No, I never did. I never thought I'd be so up close and personal with a milk cow or any other cow for that matter. I never thought that I'd learn by touch to tell when an udder is full and when it's empty. I never thought I’d learn that a cow loves to be scratched where its tail joins its rump. I never thought I'd want a cow to like me. And I never thought that I would love a cow named Norma and her calf Little Dude.

Greg has been running Norma in at night and we leave her there in the corral until morning to give the milk a chance to collect, to keep the Little Dude from drinking it all up. Once she's milked, we let her back out so the Little Dude can drink all he wants during the day and Norma can graze. In the mornings, when Jesse and I bring over the milking equipment to the corral, often now, Norma is waiting for us in the milking pen. Ready for relief and ready to be back out to pasture. Looking at us as if to say, Where have you guys been? I've been waiting here all night.

"She has a nice personality," I tell Jesse.

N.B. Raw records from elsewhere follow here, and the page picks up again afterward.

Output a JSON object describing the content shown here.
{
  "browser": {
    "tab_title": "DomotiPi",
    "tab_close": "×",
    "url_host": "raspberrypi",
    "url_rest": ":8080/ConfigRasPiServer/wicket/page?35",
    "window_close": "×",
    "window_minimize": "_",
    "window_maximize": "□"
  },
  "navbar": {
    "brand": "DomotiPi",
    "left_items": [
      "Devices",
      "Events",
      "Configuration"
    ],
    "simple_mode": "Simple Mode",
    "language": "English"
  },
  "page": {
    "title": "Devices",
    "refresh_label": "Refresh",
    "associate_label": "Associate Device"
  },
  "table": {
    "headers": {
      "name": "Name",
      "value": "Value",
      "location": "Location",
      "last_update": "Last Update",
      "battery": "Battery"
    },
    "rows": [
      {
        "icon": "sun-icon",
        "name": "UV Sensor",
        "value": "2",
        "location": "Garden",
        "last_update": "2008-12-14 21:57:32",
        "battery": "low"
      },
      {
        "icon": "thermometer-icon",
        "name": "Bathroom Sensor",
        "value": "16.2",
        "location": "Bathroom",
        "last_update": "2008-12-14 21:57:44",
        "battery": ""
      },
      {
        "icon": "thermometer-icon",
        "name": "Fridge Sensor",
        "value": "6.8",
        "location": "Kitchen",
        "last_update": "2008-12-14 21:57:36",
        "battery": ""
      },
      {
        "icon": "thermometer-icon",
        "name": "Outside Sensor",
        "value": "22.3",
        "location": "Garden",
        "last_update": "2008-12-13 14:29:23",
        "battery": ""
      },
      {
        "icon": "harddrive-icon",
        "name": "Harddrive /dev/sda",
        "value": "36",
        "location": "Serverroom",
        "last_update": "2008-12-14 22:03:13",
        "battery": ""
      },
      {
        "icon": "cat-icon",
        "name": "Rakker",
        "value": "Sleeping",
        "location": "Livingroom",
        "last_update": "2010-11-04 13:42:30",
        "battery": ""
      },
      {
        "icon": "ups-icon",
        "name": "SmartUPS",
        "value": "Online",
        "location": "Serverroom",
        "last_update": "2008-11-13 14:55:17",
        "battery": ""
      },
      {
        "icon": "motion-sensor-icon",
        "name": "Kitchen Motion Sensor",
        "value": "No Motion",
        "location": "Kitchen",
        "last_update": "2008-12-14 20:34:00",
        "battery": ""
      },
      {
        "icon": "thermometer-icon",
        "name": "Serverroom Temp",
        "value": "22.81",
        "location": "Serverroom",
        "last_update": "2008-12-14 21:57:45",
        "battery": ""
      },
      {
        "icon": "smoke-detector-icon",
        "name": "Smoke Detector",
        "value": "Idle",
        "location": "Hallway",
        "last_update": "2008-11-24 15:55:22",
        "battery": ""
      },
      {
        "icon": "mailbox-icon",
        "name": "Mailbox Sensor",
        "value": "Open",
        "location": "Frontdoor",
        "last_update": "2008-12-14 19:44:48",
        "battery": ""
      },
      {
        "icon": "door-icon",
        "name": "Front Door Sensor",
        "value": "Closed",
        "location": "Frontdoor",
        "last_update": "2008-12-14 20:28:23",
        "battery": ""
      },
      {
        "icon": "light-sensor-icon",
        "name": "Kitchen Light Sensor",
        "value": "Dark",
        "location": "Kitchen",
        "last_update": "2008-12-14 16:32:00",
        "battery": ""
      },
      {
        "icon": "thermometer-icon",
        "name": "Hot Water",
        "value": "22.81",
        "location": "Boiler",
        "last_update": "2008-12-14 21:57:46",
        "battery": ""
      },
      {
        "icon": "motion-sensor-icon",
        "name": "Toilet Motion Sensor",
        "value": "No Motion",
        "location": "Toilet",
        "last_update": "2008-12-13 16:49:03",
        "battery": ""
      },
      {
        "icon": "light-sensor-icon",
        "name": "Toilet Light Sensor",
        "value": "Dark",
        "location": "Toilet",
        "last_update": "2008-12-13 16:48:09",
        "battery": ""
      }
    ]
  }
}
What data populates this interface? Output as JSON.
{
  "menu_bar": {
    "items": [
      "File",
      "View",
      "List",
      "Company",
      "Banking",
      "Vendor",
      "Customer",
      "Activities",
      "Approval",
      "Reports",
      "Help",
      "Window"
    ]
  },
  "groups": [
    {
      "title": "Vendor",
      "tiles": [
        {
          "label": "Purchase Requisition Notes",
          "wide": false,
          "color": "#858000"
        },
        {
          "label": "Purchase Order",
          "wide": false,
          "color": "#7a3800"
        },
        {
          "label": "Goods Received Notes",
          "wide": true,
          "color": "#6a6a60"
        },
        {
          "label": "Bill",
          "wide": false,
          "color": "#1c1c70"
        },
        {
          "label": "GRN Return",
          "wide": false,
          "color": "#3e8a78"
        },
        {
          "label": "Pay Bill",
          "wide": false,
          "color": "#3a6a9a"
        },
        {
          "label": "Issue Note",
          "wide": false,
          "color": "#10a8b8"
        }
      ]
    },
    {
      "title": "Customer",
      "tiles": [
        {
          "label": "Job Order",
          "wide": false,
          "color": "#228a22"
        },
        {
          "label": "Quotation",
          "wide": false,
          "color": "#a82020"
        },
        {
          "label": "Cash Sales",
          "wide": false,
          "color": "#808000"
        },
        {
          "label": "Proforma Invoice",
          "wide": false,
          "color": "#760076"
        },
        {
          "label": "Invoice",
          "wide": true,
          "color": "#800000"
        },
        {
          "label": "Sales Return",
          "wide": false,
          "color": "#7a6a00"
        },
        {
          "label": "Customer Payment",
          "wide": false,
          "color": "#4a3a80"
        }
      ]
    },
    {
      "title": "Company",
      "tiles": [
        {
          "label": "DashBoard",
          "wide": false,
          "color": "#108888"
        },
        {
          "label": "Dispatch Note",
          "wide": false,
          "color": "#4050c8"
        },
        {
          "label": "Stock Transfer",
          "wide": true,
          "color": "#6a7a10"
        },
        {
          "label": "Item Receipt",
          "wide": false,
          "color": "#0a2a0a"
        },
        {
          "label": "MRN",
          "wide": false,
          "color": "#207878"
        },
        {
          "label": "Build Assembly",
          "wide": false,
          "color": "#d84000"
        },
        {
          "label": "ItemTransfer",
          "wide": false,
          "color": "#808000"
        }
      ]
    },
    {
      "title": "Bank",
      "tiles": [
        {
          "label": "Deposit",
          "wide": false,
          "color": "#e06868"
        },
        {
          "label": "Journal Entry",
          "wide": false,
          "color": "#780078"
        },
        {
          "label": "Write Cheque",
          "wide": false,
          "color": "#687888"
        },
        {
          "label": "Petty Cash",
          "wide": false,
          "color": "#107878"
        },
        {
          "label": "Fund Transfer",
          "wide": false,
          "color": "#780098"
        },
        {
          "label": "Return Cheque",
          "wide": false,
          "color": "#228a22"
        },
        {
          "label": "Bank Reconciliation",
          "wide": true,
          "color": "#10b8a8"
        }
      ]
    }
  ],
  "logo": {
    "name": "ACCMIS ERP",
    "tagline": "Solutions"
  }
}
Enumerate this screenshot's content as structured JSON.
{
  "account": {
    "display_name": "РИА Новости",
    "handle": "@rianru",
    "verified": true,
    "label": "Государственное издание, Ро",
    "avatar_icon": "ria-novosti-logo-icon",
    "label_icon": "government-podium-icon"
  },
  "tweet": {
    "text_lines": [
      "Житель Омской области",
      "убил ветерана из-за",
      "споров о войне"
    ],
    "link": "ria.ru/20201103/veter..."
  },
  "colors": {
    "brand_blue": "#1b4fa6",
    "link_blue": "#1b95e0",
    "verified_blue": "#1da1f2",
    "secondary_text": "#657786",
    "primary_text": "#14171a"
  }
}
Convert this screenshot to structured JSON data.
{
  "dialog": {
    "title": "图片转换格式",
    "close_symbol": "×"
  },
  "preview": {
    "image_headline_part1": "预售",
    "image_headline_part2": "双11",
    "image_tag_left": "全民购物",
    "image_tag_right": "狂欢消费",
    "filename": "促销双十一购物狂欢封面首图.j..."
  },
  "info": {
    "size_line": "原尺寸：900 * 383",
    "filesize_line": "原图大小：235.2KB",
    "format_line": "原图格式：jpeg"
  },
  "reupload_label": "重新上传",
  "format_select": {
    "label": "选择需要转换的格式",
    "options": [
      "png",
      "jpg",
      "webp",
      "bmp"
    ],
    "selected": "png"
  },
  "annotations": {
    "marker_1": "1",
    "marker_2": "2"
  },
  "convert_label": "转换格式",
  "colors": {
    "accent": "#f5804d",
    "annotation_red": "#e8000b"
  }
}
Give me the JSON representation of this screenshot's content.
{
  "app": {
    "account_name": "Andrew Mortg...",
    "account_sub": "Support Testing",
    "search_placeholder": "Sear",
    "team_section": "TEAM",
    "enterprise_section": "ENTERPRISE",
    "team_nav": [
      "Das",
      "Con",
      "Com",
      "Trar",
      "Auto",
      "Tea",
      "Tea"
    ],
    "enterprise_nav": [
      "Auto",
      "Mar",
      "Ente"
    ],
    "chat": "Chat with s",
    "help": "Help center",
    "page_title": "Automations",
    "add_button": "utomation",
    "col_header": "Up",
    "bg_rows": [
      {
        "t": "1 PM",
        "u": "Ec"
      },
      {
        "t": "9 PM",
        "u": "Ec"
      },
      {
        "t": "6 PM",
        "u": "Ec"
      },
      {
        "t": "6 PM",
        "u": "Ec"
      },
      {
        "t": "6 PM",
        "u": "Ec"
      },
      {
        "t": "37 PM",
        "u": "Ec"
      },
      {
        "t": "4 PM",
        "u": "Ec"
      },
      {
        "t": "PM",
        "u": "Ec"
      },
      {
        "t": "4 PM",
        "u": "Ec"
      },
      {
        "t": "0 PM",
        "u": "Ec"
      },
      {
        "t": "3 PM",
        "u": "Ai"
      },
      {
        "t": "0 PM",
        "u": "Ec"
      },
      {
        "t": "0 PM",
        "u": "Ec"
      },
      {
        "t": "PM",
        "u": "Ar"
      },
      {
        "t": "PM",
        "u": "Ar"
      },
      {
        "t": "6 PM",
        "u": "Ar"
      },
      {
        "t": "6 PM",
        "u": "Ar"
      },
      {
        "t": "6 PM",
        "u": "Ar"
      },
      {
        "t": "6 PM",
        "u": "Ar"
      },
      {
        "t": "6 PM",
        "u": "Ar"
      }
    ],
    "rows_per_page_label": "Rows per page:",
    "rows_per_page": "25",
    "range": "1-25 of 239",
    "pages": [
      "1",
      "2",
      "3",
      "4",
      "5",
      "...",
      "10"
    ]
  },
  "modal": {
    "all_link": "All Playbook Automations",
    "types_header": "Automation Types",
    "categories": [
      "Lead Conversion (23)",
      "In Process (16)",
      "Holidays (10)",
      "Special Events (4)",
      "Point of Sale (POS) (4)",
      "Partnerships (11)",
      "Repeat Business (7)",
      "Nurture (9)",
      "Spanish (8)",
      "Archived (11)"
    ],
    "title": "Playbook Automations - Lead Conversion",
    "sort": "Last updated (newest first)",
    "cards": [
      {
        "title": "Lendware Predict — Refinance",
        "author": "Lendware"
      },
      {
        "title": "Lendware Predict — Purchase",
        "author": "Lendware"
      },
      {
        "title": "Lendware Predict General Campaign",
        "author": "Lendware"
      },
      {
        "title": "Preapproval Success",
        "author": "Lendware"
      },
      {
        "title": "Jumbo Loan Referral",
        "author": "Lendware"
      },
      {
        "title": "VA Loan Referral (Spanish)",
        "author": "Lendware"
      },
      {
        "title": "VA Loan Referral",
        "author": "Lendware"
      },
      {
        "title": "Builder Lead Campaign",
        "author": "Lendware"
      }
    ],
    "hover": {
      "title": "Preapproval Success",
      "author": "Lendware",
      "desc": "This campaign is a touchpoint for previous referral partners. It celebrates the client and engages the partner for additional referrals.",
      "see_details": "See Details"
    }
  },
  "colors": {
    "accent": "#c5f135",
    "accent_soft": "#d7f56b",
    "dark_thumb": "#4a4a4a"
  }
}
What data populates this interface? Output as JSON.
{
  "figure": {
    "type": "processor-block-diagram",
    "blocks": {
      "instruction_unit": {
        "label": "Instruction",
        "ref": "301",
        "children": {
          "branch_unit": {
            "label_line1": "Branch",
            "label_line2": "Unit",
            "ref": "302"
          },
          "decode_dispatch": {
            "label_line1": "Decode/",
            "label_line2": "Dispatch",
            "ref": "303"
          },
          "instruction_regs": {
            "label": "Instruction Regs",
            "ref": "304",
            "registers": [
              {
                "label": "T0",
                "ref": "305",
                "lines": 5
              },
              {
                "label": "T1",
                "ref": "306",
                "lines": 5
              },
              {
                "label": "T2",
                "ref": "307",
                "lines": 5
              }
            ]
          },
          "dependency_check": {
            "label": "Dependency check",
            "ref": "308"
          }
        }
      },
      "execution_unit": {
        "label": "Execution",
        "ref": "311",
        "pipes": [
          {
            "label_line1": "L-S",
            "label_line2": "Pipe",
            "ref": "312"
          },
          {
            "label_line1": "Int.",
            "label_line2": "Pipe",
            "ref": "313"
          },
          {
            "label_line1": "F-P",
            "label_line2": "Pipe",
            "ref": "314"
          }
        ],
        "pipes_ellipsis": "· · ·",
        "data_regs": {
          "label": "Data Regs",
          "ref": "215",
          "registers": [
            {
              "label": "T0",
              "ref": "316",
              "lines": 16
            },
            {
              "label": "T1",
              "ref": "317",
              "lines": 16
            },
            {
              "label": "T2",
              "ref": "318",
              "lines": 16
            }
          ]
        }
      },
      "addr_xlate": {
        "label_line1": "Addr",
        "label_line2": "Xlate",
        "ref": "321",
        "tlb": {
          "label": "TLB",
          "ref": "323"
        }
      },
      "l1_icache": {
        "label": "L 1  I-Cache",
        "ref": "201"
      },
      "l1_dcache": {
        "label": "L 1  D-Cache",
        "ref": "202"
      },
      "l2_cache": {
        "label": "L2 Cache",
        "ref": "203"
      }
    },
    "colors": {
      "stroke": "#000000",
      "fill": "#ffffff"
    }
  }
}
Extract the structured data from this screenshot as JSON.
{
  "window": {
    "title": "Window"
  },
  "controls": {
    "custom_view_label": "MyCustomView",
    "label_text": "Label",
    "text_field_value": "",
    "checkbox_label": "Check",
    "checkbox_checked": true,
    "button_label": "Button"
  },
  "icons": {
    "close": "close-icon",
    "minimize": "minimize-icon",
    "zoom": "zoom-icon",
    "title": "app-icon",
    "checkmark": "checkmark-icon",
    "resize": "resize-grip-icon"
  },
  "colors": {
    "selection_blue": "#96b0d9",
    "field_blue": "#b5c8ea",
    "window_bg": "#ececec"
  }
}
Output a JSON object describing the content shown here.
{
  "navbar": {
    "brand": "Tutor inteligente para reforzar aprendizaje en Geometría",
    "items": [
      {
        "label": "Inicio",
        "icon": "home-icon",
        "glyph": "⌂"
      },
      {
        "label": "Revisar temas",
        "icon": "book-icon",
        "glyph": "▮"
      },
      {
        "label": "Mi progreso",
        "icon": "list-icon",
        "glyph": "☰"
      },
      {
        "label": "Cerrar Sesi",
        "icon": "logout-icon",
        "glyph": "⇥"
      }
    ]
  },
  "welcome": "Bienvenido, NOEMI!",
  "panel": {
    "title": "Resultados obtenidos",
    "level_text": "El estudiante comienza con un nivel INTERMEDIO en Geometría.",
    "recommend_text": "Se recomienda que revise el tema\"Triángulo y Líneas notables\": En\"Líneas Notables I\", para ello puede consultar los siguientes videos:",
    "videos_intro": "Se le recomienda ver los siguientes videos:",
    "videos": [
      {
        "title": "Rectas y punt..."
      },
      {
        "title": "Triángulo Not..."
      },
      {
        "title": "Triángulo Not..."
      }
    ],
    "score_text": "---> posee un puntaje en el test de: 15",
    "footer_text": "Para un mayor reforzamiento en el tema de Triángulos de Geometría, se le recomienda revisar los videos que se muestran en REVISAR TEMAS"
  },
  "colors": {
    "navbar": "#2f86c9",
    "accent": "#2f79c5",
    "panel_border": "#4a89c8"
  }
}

"And she's pretty too," Jesse says.

I never thought that I would take that morning milk and with the help of live cultures turn it into sour cream, cheese, buttermilk, and kefir. Those basic things a routine now, I begin to experiment with harder cheeses. There’s adventure there too.

Greg brings me a pH tester and I find some heat resistant gloves and make mozzarella. I stretch it like taffy and work it into little balls. Laura laughs at me because of my Kermit the Frog hands. Because I have to use a stepstool to be tall enough to reach down into the pot to work the cheese into shape. Once formed, I drop the balls into ice cold water and then brine them with salt. We eat the mozzarella that night for dinner. It’s good. I'm very proud of the cheese. It's like leveling up in a game. I've gone from beginner to intermediate cheese maker.

Another day, I look through the cheese recipe book again, sort through the cultures we have in the freezer, and calculate gallons of milk and our milk needs. I have enough to try a Jack cheese. So I start it. I spend the day heating milk, adding in cultures, stirring, and waiting patiently for things to separate and set and meld back together again. I press the curds together, squeeze it into a ball inside a cheesecloth, and then form it into a wheel by putting a cast iron skillet with filled water bottles on top of it all. When the pressing is done, the Jack will dry for twenty-four hours in room temperature air. Once all that waiting is over the cheese will ripen for two to four weeks.

On Monday, Jesse asks if I want her to water my trees. "You've got cheese and I've got nothing," she says.

"That should be a bumper sticker," I reply. She's got nothing because all her morning chores are done and the evening chores are still yet to come. She goes off to water half of my trees and I mess about with dairy things in the kitchen.

Later, when my Jack sits in its ripening box in the fridge, I stand in front of the refrigerator and think. I do have cheese. I have cheese, and milk, and cow friends, and days that will slowly speed by and then disappear into the past. I have the present moment to work and a future that holds the promise of new experiences and great adventure.

I'm lucky and overworked and content and ready for what's next.

You are the most adventurous person I know, one of my friends emails me and I take it as the biggest compliment. It's my day off and I reflect on her comment as I clean up the mouse poop in my bathroom. It looks as if the mice have had quite a party. In fact, their carrying on had woken me several times during the night and early morning. Keep it down, you mice!

I reflect more as I walk to the lodge to get some breakfast and a cup of coffee. Off in the pasture, Norma is already free. The Little Dude is suckling, getting sturdier and taller by the day. Once inside, I check my kombucha bottles, glance in at my ripening cheese, and put some sour cream in the fridge to set. After breakfast, I’ll go back to my cabin and sit in the sun on the porch. I’ll see the deer blending into the near trees and shake my head at a chipmunk who fusses at me for being too close. I’ll sit there and write my thoughts down. I’ll reflect on the past and imagine what the future holds. For what is life but a great adventure and what am I if not an adventurer?